Navy and NOAA divers have been diving at the Monitor site every summer since 1998, two years after Congress ordered NOAA to devise a specific plan of "selective recovery and stabilization." Less systematic diving had taken place since the wreck was first discovered. Even though no more big items are due to be recovered, recovery efforts will continue of personal items from the crew's quarters, officers' quarters and storage areas, says Jeff Johnston, a NOAA historian who is an expert on the Monitor's layout and construction.
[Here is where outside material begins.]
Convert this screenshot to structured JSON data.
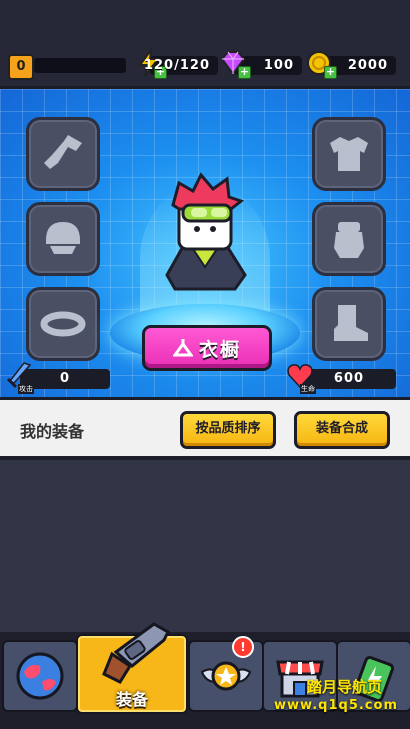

"There has been an accelerated rate of deterioration," he says. "We used to measure the damage in millimeters; now it's measured in chunks. An anchoring incident at the site in 1991 cracked the back of the wreck open like an egg. We were told in the early 1990s that it would be unrecognizable as a ship in 10 years. In 2000 we slowed the collapse of the hull into the sea-bed by placing grout bags under the hull, as shoring. That also paved the way for the recovery of large items."

Willoz-Egnor said the divers have been "attaching zinc blocks to everything, which should slow down the deterioration of the iron. Iron will always corrode preferentially when it's attached to brass or bronze. Iron, wood and fabric require immediate stabilization, unlike glass or brass."